I never really understood the appeal of zombie movies before that. Shuffling around, and whatnot. Why are they a threat? I guess it was the thrill of taking one’s head off with a shotgun that people liked to see. Of course, the social commentary between zombies and mall culture in Dawn of the Dead was cool. But beyond that, what was cool or menacing about zombies? Their numbers? Their relentlessness? I’ve never been a big horror fan, so if anyone wants to take a stab (again, no pun) at explaining the appeal in the comments, I’m all ears.
As much as I liked the original 28 Days Later, I wonder if the sequel can live up to it’s predecessor. The rumor is that the producers threw a bunch of money at Cillian Murphy to reprise his role and (I think) have him come back as a zombie. Is that right? No dice, though because he turned them down.

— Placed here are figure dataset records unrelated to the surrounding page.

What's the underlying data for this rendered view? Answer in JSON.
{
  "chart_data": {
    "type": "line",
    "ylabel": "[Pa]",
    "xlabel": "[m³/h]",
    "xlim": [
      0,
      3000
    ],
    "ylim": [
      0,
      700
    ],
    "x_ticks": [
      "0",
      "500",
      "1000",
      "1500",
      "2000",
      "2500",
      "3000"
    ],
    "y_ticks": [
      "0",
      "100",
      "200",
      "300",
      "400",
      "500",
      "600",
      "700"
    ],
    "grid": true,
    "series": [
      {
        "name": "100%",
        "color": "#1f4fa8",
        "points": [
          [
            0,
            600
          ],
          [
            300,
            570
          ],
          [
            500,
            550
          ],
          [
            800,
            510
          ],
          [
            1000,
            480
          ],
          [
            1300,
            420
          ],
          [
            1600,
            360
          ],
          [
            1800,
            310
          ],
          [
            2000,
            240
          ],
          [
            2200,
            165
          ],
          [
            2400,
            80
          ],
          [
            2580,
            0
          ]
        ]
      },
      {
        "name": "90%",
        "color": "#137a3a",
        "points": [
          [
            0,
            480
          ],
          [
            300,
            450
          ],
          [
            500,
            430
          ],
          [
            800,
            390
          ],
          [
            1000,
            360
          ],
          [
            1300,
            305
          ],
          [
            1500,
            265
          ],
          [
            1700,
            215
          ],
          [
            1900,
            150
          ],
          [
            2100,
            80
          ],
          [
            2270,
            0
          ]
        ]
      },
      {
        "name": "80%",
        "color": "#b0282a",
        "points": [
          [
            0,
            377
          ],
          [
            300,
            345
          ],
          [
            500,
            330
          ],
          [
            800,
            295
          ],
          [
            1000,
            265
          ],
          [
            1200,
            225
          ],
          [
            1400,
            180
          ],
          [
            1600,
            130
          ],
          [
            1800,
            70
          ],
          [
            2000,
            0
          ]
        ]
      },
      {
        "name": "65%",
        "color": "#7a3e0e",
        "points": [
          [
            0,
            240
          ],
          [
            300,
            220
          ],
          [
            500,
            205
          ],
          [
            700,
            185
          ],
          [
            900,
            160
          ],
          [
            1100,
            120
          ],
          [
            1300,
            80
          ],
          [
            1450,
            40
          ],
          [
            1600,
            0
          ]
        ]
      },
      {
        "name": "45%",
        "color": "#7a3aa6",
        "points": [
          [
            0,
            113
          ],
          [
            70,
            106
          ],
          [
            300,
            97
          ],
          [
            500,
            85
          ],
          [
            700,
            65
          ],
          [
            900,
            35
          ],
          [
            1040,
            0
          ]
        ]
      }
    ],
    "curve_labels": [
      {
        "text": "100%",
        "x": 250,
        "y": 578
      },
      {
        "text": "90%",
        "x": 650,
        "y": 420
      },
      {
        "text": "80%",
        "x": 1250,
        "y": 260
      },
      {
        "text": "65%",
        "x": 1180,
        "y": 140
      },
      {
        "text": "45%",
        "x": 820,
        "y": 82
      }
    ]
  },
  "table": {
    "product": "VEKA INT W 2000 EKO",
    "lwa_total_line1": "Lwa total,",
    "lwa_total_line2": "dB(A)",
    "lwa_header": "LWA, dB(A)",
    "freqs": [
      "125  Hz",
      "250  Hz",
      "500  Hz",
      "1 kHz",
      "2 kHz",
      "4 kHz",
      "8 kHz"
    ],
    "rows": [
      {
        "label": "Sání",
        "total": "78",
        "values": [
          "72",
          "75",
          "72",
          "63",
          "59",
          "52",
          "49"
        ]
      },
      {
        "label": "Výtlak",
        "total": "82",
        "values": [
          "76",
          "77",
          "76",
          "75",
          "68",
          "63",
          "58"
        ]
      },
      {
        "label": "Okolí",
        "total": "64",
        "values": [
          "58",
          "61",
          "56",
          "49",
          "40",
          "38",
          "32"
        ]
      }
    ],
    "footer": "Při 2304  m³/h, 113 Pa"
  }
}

I don’t really think that Murphy’s involvement is a requirement to make 28 Weeks Later a success. After all, there were no real big name actors in the first movie, so this one will probably do just fine. It just makes me wonder if that would have been an insurance policy of sorts for the producers or if it’s a sign that they don’t have faith in what they have script-wise.
For me it’ll be wait-and-see. I saw the first 28 Days Later on DVD. It’ll probably be the same for 28 Weeks Later. I’m too much of a wuss. I need to pause the movie and get a soda sometimes. I can’t do that in the theater. Oh, well.